— Mam nadzieję, że to nie śnieżyca. Są tu
niestety stosunkowo częste — zauważyła Laverne w którymś, bliżej
nieokreślonym momencie ich wędrówki.
Wszędzie
dookoła było biało. Białe były zaspy leżące na ziemi, białe były płatki
wściekle wirujące wokół nich i bijące ich po oczach, bieli byli oni
sami, przysypani już śniegiem od łap do głów. Enyalios nie wiedział, jak
długo już tak szli. Tematy na rozmowy jednak zdawały się w ogóle nie
topnieć, przeżyli razem tyle lat, że mieli mnóstwo historii do
przypomnienia sobie, zarówno tych szczęśliwych, jak i tych smutnych czy
strasznych. Zaletą był również fakt, że nie tylko należeli do ciekawej
społeczności, lecz również mieszkali niedaleko równie ciekawego miasta,
dlatego też, gdy nie wiedzieli już, co mogą powiedzieć o sobie samych,
rozmawiali o innych.
— Tak, to
prawda — westchnął samiec, sam nie wiedząc, czy ze względu na widmo
grożącej im zamieci, czy po prostu przez to, że coraz bardziej brakowało
mu już tchu. — Starzejemy się, co? — sapnął, gdy pokonali kolejne
kilkanaście kroków. — Kondycja już nie ta — roześmiał się cicho.

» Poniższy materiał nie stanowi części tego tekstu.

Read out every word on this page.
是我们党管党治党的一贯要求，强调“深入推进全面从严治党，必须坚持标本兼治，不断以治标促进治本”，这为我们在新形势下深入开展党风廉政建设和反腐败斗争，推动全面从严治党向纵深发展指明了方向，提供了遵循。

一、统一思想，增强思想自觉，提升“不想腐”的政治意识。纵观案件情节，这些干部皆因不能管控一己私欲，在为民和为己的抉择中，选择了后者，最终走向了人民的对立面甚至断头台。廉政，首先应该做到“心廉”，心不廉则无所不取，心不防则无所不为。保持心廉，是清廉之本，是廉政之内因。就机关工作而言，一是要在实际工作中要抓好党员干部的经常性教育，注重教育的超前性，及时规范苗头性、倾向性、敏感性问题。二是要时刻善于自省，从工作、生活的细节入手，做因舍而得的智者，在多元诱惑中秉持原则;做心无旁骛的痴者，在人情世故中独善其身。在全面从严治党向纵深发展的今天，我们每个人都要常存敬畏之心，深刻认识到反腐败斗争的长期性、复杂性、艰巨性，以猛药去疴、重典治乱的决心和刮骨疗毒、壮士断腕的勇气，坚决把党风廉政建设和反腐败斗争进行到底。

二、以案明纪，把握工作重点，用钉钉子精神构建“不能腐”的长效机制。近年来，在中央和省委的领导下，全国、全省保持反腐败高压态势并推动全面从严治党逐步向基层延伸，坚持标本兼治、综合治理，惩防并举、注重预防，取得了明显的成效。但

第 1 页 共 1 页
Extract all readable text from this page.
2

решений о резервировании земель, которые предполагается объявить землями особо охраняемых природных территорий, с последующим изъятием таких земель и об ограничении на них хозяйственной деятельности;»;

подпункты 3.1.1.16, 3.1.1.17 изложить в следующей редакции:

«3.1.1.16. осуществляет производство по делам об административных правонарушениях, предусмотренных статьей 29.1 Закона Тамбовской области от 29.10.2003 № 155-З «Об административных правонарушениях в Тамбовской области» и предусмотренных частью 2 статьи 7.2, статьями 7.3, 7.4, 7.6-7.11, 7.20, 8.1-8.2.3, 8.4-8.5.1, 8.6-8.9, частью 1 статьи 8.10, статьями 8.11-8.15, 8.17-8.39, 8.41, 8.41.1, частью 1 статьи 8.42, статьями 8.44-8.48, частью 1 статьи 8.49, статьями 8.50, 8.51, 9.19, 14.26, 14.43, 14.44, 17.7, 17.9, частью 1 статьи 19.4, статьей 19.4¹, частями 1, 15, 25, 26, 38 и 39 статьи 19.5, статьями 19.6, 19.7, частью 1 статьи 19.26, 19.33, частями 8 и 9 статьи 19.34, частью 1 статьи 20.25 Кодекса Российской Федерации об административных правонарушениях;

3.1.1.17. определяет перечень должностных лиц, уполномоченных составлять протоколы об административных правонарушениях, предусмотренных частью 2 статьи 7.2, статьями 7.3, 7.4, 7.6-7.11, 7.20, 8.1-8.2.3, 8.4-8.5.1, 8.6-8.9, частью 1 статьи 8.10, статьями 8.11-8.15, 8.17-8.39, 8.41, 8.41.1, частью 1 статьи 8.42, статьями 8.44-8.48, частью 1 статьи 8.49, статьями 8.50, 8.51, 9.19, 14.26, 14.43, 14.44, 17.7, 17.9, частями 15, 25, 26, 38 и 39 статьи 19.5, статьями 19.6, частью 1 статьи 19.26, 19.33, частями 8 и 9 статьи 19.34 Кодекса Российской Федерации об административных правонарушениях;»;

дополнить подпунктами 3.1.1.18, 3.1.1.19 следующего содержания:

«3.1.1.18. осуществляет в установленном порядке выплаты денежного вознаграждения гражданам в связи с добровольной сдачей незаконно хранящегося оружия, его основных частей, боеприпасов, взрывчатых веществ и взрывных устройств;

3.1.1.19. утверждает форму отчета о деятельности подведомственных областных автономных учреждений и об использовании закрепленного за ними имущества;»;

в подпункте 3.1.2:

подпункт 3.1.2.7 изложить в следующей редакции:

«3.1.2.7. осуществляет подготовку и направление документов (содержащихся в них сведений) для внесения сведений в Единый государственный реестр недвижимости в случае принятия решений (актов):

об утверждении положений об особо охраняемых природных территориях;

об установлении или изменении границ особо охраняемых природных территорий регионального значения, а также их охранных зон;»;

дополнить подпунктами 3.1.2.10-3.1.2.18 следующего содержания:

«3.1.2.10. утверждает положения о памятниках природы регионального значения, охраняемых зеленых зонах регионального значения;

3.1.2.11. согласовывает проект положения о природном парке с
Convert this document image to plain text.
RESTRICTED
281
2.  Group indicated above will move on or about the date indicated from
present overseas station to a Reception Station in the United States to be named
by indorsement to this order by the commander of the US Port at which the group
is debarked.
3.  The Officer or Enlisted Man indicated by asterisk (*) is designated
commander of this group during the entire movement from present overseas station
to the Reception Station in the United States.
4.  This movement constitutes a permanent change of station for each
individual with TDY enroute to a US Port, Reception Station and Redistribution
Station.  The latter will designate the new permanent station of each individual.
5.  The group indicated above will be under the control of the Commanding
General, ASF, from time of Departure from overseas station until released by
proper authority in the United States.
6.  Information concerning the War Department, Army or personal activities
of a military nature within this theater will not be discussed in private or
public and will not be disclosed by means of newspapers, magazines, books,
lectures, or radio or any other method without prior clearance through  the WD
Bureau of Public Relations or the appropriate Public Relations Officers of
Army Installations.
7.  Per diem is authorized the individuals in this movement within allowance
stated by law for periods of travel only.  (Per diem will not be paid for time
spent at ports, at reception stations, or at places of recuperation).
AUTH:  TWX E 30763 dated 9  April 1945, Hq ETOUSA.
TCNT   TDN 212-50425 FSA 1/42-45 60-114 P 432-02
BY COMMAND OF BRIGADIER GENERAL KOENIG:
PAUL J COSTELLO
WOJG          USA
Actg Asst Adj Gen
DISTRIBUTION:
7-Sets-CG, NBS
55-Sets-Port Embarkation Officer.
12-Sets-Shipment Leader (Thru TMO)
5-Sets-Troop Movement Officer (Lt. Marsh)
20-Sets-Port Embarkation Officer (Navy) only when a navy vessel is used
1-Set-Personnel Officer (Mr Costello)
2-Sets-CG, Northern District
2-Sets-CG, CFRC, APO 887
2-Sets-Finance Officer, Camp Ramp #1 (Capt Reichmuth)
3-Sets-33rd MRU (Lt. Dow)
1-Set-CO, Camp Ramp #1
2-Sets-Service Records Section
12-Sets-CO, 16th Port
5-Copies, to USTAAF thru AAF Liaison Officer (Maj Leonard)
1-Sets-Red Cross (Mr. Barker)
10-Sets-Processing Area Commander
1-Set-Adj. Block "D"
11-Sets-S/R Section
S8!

— Nie wiem, o czym mówisz, to ty tu jesteś starszy — prychnęła Laverne, lecz sama wyraźnie również traciła siły.
— Już niedaleko, czuję to w kościach — uśmiechnął się delikatnie.
— Kiedy to zrobiła się z ciebie taka wyrocznia? — odpowiedziała mu ukochana. Tym razem zaśmiali się oboje.
Wiatr
jedynie przybierał na sile. Zawodził jak wilk czy niezwykle smutny
pies, być może przewidując to, co miało za jego sprawą wydarzyć się
jeszcze tego samego dnia. Płatki śniegu zamieniły się w całe jego
bryłki, posklejany puch uderzał w nich ze wszystkich stron. Co chwila
musieli przystawać, by otrzeć posklejane nim oczy.
— Może zatrzymamy się i przeczekamy tę zawieję? — zaproponowała w pewnym momencie Lav.
— Jeszcze trochę. Niedługo go znajdziemy, mówię ci! — odpowiedział jej Eny, praktycznie musząc już przekrzykiwać wiatr.
Być
może gdyby nie te klapki na jego oczach, ślepa chęć dotarcia do celu,
przedłużenia sobie życia o kolejny rok, wszystko potoczyłoby się
inaczej. Może gdyby ona wykazała się w tej chwili większym uporem,
oświadczyła, że nie ma zamiaru iść dalej i chce znaleźć schronienie, on
posłuchałby jej i — znowu — ich los potoczyłby się inaczej. Oni jednak
zamilkli i dalej brnęli przez zaspy, bok przyciśnięty do boku w próbie
odnalezienia w tych warunkach choć odrobiny ciepła.
Pierwsza
potknęła się Laverne. Podniesienie się zajęło jej kilka dobrych chwil,
podczas których jej partner przez chwilę był gotów paść obok niej i dać
się przesypać, licząc, że tak dotrwają do końca śnieżycy. On sam upadł
niedługo później po tym, jak jej udało się podnieść. Za trzecim razem
upadli już oboje, on przewrócił się na nią, a potem wylądowali pyskami w
jednej z wielu zasp.
Po tym, jak Chrystus upadł po raz trzeci, pozostawało już jedynie ukrzyżowanie go.
Zapadł
już zmierzch. Wokoło nie widać było już nic oprócz bieli. Enyalios
przeczołgał się do swojej partnerki i postarał się otulić ją, ogrzać
swoim ciałem.
— Co ty robisz? Musimy iść dalej. Sam mówiłeś, że to już niedaleko — zaprotestowała Laverne słabym głosem.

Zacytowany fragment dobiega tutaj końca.